More East Jerusalem Palestinians seek Israeli academic degrees
Education experts say that while the change may stem from wanting a better job, or to pave way to Palestinian universities, the result is a deep transformation in Palestinian society's identity in East Jerusalem.
The number of young East Jerusalem Palestinians wanting to study in Israeli universities is rising rapidly. As a result, the number of East Jerusalem residents registering for Israeli matriculation exams has risen by tens of percent, Education Ministry officials estimate.
Most Palestinians who take the Israeli exams, which are adjusted for the Israeli Arab students, do so after studying at one of the many private matriculation schools that have opened in East Jerusalem in recent years.
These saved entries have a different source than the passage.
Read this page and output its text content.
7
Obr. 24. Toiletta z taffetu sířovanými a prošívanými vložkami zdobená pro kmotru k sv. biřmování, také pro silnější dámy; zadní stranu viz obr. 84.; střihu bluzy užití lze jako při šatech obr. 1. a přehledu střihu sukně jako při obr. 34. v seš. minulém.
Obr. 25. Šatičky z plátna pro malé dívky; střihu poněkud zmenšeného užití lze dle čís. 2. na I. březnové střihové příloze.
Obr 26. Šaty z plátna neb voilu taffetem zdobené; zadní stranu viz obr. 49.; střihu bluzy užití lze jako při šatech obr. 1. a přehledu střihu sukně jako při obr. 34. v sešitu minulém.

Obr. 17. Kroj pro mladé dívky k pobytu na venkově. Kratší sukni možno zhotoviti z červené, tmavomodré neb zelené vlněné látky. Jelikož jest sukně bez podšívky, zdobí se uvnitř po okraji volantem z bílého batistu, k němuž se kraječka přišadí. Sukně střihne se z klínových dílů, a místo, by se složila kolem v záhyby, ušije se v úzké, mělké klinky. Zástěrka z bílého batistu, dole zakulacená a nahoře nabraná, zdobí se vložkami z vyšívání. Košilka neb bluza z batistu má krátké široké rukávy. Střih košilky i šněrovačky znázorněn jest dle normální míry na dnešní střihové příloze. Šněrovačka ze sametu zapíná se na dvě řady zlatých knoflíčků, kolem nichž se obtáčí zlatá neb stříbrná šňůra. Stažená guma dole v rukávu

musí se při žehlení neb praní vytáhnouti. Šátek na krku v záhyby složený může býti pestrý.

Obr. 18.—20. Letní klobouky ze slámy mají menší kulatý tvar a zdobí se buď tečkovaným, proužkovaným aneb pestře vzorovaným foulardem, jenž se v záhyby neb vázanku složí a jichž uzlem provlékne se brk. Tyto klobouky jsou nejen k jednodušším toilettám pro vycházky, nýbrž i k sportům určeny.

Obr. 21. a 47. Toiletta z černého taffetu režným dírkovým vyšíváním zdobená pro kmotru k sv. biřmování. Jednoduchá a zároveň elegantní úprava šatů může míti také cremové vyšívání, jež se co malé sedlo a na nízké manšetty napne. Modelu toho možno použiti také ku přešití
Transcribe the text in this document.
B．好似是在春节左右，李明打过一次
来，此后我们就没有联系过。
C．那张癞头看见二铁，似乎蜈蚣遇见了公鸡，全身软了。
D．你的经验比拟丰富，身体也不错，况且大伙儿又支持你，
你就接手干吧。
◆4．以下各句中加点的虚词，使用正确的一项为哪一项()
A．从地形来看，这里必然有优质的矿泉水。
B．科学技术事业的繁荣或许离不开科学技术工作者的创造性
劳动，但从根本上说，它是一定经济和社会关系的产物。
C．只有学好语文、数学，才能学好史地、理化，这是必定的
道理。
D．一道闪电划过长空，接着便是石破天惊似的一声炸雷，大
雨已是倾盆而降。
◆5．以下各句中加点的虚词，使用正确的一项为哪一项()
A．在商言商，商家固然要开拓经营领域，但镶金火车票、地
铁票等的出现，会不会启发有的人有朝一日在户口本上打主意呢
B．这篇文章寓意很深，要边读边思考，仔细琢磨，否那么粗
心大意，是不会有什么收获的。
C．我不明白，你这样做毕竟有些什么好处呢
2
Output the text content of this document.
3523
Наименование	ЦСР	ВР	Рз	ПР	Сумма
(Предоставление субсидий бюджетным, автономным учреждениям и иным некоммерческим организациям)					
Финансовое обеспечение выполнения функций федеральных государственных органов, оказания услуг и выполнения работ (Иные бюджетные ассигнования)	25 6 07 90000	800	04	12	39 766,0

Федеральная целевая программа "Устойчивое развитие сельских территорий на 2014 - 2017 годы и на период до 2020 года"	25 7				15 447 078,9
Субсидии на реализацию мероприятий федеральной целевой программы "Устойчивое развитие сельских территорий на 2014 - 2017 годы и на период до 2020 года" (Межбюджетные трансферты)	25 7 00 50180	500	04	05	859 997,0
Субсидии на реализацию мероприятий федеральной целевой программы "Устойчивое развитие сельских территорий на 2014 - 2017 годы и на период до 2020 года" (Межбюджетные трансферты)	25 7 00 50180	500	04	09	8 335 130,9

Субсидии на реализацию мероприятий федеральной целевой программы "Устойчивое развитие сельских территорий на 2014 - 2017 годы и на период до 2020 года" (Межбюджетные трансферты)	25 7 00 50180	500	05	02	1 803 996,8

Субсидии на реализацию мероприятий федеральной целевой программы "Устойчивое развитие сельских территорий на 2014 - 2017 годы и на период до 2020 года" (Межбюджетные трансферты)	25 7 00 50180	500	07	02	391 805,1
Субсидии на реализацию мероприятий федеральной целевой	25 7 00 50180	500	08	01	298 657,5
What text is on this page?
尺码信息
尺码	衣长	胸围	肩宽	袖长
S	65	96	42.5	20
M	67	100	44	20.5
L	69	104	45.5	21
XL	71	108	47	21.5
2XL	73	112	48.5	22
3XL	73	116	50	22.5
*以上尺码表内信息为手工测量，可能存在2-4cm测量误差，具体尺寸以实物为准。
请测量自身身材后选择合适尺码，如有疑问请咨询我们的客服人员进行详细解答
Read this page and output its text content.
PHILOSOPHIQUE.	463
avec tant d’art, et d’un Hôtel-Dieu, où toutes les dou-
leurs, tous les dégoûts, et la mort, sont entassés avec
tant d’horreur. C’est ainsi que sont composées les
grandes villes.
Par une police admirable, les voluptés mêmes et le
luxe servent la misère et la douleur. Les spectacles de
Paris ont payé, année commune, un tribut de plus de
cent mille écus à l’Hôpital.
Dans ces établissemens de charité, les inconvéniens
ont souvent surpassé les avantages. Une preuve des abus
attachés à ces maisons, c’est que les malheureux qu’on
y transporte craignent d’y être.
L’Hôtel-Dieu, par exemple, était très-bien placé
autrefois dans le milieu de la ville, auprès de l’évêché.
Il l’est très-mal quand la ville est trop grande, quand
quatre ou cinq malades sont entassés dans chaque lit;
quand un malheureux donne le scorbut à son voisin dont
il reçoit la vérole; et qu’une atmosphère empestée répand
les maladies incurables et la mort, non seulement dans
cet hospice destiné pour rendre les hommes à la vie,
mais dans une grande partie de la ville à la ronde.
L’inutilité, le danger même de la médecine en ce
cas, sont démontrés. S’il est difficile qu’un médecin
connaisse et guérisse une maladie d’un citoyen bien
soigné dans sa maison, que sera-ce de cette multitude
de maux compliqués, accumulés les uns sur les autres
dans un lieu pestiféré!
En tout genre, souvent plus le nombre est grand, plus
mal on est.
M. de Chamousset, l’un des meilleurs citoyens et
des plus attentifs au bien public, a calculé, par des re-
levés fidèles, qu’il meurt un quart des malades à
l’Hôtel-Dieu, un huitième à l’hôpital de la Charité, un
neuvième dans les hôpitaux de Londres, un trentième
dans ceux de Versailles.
Israeli and Palestinian education experts say that while the change may stem from wanting a better job, or to avoid the roadblocks on the way to the Palestinian universities, the result is a deep transformation in Palestinian society's identity in East Jerusalem.
"The trend can be explained in one word - survival," said Dr. Asmahan Masry-Herzalla, a researcher of the Arab community at the Jerusalem Institute for Israel Studies. "The blocks in the system are leading to 'Israelization.' The glass ceiling for Palestinians in Jerusalem is very low."
At least 10 private matriculation schools are operating in East Jerusalem, preparing scores of students for the Israeli exams, she said.
One of these schools is the Anta Ma'ana college in the Sheikh Jarrah neighborhood. "Today we have 60 to 70 students, and we're growing," said college director Abed Abu Ramila. He said the students think the Israeli exams are easier than the Tawjihi, the Palestinian matriculation exam. "The Israeli system is more flexible and if you don't pass you can resit the exam. You don't get that with the Tawjihi," he said.
The transformation is seen by some as revolutionary. In September 1967, when Israel wanted to introduce the Israeli curriculum in East Jerusalem schools, Palestinian principals, teachers and parents vehemently refused. They launched a school strike that lasted two years, until Israel gave in and agreed to let the schools use a Jordanian curriculum. With the establishment of the Palestinian Authority in the 1990s, the schools switched to a Palestinian program and the Tawjihi.